Gov. John Bel Edwards has asked for a federal disaster declaration from damaging tornadoes last month and has sought an exception to a federal damage threshold because the twisters emanated from an El Niño this year that has continued to pound Louisiana with devastating storms.
In his 26-page request to the Federal Emergency Management Agency and President Barack Obama, Edwards notes the tornadoes were spawned by a low pressure system brought on by El Niño, which also sparked heavy rains that led to severe flooding earlier this month and Mississippi River flooding in January.
“This year’s El Niño is one of the strongest on record and Louisiana is suffering from the continued severe low pressure systems that are causing catastrophic damage by way of flood and tornadic activity,” he wrote in the March 18 letter.
With an eye toward the 2016 hurricane season, Edwards added that a major declaration for the tornadoes “is absolutely necessary in order for the State to be able to recover before potential catastrophes hit the state in the upcoming months.”
Julie Bradford, a FEMA spokeswoman, said the agency is reviewing the governor’s request.
El Niño is one side of oscillating changes in sea surface temperatures and wind patterns in the tropical Pacific Ocean. The shifting winds and temperatures lead to a variety of weather impacts across the globe, according to Climate.gov.
On the Gulf Coast, El Niño leads to heavier than normal rainfall and warmer winter temperatures. El Niño, as opposed to the La Niña and neutral phases that are part the same Pacific oscillation, results from warming sea temperatures in the tropical Pacific.
The 12 tornadoes that cut across Louisiana on Feb. 23 and 24 killed two people in St.
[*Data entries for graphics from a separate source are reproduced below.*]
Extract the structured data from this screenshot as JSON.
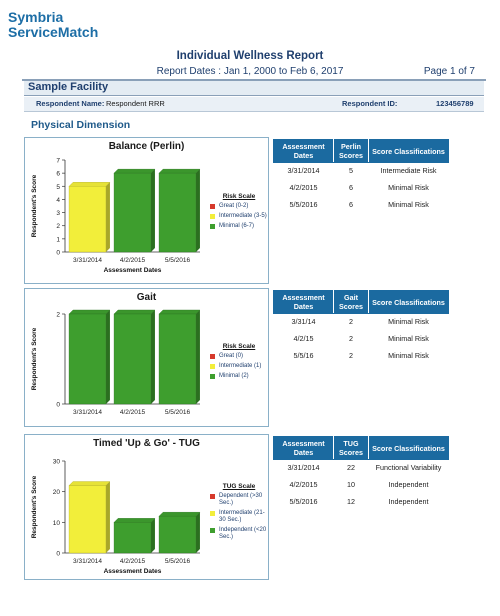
{
  "header": {
    "logo_line1": "Symbria",
    "logo_line2": "ServiceMatch",
    "title": "Individual Wellness Report",
    "report_dates": "Report Dates : Jan 1, 2000 to Feb 6, 2017",
    "page": "Page 1 of 7"
  },
  "facility": "Sample Facility",
  "respondent": {
    "name_label": "Respondent Name:",
    "name": "Respondent RRR",
    "id_label": "Respondent ID:",
    "id": "123456789"
  },
  "section_title": "Physical Dimension",
  "colors": {
    "red": "#d63a2c",
    "yellow": "#f2ee3a",
    "green": "#3e9e2e",
    "header_blue": "#1b6aa0"
  },
  "charts": [
    {
      "title": "Balance (Perlin)",
      "ylabel": "Respondent's Score",
      "xlabel": "Assessment Dates",
      "legend_title": "Risk Scale",
      "legend": [
        {
          "label": "Great (0-2)",
          "color": "red"
        },
        {
          "label": "Intermediate (3-5)",
          "color": "yellow"
        },
        {
          "label": "Minimal (6-7)",
          "color": "green"
        }
      ],
      "table": {
        "headers": [
          "Assessment Dates",
          "Perlin Scores",
          "Score Classifications"
        ],
        "rows": [
          [
            "3/31/2014",
            "5",
            "Intermediate Risk"
          ],
          [
            "4/2/2015",
            "6",
            "Minimal Risk"
          ],
          [
            "5/5/2016",
            "6",
            "Minimal Risk"
          ]
        ]
      }
    },
    {
      "title": "Gait",
      "ylabel": "Respondent's Score",
      "xlabel": "",
      "legend_title": "Risk Scale",
      "legend": [
        {
          "label": "Great (0)",
          "color": "red"
        },
        {
          "label": "Intermediate (1)",
          "color": "yellow"
        },
        {
          "label": "Minimal (2)",
          "color": "green"
        }
      ],
      "table": {
        "headers": [
          "Assessment Dates",
          "Gait Scores",
          "Score Classifications"
        ],
        "rows": [
          [
            "3/31/14",
            "2",
            "Minimal Risk"
          ],
          [
            "4/2/15",
            "2",
            "Minimal Risk"
          ],
          [
            "5/5/16",
            "2",
            "Minimal Risk"
          ]
        ]
      }
    },
    {
      "title": "Timed 'Up & Go' - TUG",
      "ylabel": "Respondent's Score",
      "xlabel": "Assessment Dates",
      "legend_title": "TUG Scale",
      "legend": [
        {
          "label": "Dependent (>30 Sec.)",
          "color": "red"
        },
        {
          "label": "Intermediate (21-30 Sec.)",
          "color": "yellow"
        },
        {
          "label": "Independent (<20 Sec.)",
          "color": "green"
        }
      ],
      "table": {
        "headers": [
          "Assessment Dates",
          "TUG Scores",
          "Score Classifications"
        ],
        "rows": [
          [
            "3/31/2014",
            "22",
            "Functional Variability"
          ],
          [
            "4/2/2015",
            "10",
            "Independent"
          ],
          [
            "5/5/2016",
            "12",
            "Independent"
          ]
        ]
      }
    }
  ],
  "chart_data": [
    {
      "type": "bar",
      "title": "Balance (Perlin)",
      "categories": [
        "3/31/2014",
        "4/2/2015",
        "5/5/2016"
      ],
      "values": [
        5,
        6,
        6
      ],
      "bar_colors": [
        "yellow",
        "green",
        "green"
      ],
      "ylim": [
        0,
        7
      ],
      "yticks": [
        0,
        1,
        2,
        3,
        4,
        5,
        6,
        7
      ],
      "xlabel": "Assessment Dates",
      "ylabel": "Respondent's Score"
    },
    {
      "type": "bar",
      "title": "Gait",
      "categories": [
        "3/31/2014",
        "4/2/2015",
        "5/5/2016"
      ],
      "values": [
        2,
        2,
        2
      ],
      "bar_colors": [
        "green",
        "green",
        "green"
      ],
      "ylim": [
        0,
        2
      ],
      "yticks": [
        0,
        2
      ],
      "xlabel": "",
      "ylabel": "Respondent's Score"
    },
    {
      "type": "bar",
      "title": "Timed 'Up & Go' - TUG",
      "categories": [
        "3/31/2014",
        "4/2/2015",
        "5/5/2016"
      ],
      "values": [
        22,
        10,
        12
      ],
      "bar_colors": [
        "yellow",
        "green",
        "green"
      ],
      "ylim": [
        0,
        30
      ],
      "yticks": [
        0,
        10,
        20,
        30
      ],
      "xlabel": "Assessment Dates",
      "ylabel": "Respondent's Score"
    }
  ]
}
James Parish’s Sugar Hill RV Park, injured dozens more and damaged more than 900 homes statewide.
In addition to seeking individual assistance in five parishes, Edwards has sought a federal declaration opening up FEMA’s public assistance for three parishes: Assumption, Livingston and St. John the Baptist. FEMA public assistance allows local governments to get reimbursed for debris removal and covers damage to public structures and other storm costs.
Though all three parishes far exceed their individual damage thresholds, the state calculated $4.95 million in damage statewide, $1.45 million less than the $6.4 million statewide threshold FEMA also requires for public assistance.
Edwards, in addition to citing the state’s current economic and budgetary troubles, asked for an exception to the public assistance threshold and emphasized the combined impact of this year’s damaging storms, including widespread flooding this month that caused an estimated $11.4 million in damage statewide and prompted federal disaster declarations in 26 parishes.
“The combination of all three recent disasters has been crippling to Louisiana,” Edwards added.
Edwards asked for FEMA individual assistance, which has more subjective requirements and helps people recover, in Assumption, Iberville, Livingston, St. James and St. John parishes.
Freddie Zeigler, meteorologist with the National Weather Service’s Slidell office, said El Niños in 1982-83 and 1997-98 were record events for the Pacific Ocean pattern.
“This one is stronger than those,” Zeigler said of the current El Niño.
When El Niño extends into the summer and fall hurricane season, the pattern tends to reduce the number of named storms in the Gulf of Mexico and Atlantic Ocean.
The National Oceanographic and Atmospheric Administration has rated this year’s El Niño as “strong” but says it will likely weaken in the coming months.